(Illustration by Luke Ramsey) |
It’s a tale of haves and have-nots. At first glance, the environment for new hedge fund launches in the Americas appears robust: Some 33 new funds raised $10.5 billion in the first half of the year, edging past last year’s total of $10.3 billion.
As was the case last summer, one megalaunch comprised nearly half the total, suggesting strong appetite for the right manager at the right time. Last year it was Sean Cullinan and his $5 billion PointState Capital.
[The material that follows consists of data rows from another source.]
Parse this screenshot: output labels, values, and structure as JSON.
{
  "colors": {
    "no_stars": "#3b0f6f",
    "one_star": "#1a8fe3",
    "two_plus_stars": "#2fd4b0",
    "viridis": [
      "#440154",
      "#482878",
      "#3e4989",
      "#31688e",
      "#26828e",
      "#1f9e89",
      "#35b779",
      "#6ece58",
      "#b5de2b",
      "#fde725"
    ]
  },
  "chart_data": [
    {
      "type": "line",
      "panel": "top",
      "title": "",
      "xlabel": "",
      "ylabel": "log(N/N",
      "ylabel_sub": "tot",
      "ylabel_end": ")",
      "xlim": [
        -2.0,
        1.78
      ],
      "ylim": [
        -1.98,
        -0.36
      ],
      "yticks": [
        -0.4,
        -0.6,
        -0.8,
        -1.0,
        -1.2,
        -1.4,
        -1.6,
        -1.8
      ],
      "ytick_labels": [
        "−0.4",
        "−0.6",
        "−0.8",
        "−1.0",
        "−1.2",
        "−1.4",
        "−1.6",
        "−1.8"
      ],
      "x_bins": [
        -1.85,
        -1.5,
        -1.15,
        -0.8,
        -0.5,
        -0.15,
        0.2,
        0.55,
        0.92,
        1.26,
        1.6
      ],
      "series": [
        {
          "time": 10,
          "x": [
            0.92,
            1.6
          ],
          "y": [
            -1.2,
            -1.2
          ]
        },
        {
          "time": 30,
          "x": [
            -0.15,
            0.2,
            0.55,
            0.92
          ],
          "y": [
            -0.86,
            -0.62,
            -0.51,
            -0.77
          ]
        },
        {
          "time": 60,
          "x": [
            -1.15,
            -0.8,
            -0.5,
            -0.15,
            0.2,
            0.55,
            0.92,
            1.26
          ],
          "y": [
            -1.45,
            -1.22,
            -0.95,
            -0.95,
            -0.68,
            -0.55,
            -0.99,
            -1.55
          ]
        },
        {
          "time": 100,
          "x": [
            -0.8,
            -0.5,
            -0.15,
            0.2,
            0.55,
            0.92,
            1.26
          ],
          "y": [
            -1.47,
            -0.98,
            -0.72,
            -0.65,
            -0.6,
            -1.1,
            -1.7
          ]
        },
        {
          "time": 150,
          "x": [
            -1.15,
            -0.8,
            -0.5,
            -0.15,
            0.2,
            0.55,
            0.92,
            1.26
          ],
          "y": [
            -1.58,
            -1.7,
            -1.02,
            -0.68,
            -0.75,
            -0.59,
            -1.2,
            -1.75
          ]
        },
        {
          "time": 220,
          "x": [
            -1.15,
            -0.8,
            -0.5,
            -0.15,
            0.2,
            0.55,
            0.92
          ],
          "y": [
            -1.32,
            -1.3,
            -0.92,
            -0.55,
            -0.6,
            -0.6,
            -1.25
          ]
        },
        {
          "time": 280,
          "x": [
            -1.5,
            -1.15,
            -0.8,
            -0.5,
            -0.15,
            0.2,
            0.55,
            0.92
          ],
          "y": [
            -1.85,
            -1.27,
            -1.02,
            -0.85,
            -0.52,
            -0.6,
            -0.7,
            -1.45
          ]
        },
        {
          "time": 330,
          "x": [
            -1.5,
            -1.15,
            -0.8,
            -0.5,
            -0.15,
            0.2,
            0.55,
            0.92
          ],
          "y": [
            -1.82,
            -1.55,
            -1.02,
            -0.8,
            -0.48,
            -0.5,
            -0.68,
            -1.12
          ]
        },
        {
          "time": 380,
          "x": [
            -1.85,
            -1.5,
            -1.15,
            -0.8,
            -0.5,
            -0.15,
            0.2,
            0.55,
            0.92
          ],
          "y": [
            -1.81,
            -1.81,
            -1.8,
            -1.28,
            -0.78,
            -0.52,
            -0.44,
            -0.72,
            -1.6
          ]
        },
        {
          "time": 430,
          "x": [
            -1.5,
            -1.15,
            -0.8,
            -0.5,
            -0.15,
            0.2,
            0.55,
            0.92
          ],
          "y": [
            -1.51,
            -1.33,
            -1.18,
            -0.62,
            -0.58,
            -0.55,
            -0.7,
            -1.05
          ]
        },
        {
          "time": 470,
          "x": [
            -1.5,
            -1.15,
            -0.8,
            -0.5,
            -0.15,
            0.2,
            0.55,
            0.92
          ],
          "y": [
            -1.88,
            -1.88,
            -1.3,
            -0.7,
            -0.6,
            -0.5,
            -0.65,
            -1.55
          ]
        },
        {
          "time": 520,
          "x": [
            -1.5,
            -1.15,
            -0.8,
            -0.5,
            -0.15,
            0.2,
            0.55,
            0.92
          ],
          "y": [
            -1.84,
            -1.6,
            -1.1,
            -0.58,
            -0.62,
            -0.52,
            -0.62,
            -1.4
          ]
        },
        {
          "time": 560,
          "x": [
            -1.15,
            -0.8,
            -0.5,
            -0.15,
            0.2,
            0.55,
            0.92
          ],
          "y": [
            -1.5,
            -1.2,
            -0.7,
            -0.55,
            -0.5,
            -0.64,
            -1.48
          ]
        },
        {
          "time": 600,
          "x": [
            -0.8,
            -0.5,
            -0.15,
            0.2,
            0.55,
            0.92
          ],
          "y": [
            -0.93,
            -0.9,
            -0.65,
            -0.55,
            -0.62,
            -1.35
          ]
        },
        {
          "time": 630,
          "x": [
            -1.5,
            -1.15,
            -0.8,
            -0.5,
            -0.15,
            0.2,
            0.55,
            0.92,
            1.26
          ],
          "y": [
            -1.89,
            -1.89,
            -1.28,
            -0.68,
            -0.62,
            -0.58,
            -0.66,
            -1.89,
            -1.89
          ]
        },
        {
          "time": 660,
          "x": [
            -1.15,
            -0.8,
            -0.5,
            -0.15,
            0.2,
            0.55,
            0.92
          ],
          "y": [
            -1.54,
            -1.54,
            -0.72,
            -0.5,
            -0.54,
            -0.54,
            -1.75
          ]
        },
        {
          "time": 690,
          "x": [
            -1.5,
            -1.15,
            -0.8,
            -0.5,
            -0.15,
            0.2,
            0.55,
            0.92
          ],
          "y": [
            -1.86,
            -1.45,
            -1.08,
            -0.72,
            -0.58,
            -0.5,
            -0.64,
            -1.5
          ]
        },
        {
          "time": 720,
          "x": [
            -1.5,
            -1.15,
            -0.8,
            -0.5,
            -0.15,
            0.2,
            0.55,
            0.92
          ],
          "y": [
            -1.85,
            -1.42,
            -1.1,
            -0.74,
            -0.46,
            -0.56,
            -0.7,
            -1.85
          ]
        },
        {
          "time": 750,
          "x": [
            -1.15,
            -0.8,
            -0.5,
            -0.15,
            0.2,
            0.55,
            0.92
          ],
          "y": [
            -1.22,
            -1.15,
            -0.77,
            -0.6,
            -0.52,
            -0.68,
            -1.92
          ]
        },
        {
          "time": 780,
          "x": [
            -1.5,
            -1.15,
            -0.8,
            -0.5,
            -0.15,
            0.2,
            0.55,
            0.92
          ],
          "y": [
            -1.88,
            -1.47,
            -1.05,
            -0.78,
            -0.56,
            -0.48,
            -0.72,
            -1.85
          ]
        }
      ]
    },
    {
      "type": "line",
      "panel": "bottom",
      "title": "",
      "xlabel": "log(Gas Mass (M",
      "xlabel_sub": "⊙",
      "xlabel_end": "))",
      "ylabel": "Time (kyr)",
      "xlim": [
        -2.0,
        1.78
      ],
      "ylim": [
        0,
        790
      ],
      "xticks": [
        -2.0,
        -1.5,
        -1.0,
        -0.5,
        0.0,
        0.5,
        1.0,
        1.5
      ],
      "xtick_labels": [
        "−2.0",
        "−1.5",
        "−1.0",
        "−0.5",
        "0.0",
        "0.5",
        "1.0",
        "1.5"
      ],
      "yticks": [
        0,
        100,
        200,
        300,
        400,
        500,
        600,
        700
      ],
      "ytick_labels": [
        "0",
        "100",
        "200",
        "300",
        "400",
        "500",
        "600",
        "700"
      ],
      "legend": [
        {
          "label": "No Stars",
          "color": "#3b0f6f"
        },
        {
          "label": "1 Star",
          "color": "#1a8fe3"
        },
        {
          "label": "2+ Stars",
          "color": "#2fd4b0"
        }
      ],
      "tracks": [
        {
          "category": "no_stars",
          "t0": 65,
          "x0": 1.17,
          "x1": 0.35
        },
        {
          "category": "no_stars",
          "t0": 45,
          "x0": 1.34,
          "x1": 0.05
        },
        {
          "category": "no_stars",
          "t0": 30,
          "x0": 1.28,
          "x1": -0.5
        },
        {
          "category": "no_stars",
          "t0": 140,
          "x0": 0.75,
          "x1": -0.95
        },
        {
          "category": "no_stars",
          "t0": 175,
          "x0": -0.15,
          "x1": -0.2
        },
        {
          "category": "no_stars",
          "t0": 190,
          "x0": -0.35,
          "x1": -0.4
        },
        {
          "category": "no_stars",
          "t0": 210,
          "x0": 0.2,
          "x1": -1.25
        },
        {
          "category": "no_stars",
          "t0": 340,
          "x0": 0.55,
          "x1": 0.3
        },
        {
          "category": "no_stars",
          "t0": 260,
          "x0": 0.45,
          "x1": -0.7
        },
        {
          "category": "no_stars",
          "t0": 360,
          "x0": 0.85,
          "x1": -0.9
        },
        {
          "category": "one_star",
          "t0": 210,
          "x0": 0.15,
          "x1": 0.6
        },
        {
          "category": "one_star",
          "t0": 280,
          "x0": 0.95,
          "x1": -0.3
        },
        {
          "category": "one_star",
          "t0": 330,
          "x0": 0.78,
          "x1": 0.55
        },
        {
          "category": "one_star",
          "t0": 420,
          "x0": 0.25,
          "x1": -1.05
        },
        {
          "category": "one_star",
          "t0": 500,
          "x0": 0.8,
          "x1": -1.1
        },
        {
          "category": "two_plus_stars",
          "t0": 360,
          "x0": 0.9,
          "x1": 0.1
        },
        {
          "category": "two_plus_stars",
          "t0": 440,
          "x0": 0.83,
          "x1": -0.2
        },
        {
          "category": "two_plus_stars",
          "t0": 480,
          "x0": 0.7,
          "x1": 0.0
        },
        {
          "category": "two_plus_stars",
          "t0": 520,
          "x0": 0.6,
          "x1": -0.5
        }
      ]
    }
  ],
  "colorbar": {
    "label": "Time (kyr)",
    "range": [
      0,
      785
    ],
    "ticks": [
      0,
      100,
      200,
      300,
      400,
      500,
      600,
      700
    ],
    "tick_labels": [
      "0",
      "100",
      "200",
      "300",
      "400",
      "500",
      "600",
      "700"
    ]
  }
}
This year the Renaissance Diversified Alpha Fund, an equity-focused multistrategy fund headed by Peter Brown and Robert Mercer, lifted off with $3.5 billion in March and has since blown past $5 billion, helped by strong firmwide returns and the attraction of performance and management fees that are half the industry norm.
Beneath the surface, however, at least half a dozen pedigreed managers struggled to reach $100 million, generally considered the benchmark at which larger investors will consider putting in cash.
“There’s no question it’s more challenging now than it’s ever been, and that’s because the business has been institutionalized,” says Joseph Gieger, managing director for the Americas at $48 billion diversified asset manager GAM.
Former FrontPoint Partners portfolio manager Steven Eisman, for example, attracted a lot of attention for his long-short Emrys Partners, but that didn’t translate directly to fundraising. Emrys now manages just $54 million after a March launch.
Jeremy Schiffman and Andrew Immerman picked up $155 million from Goldman Sachs and TPG-Axon Capital Management for the March start of Palestra Capital Management, but they haven’t raised much since. Palestra is now at about $200 million. And three months after scoring $50 million from Stride Capital, LRV Capital still manages only that sum.
Even some big firms seemed to find the fundraising environment tricky. Pine River Capital Management, which manages $6.14 billion overall, picked up a relatively meager $100 million apiece for two February launches. Alex Roepers’s $1.6 billion Atlantic Investment Management raised the same for the June start of the CambrianGlobal fund.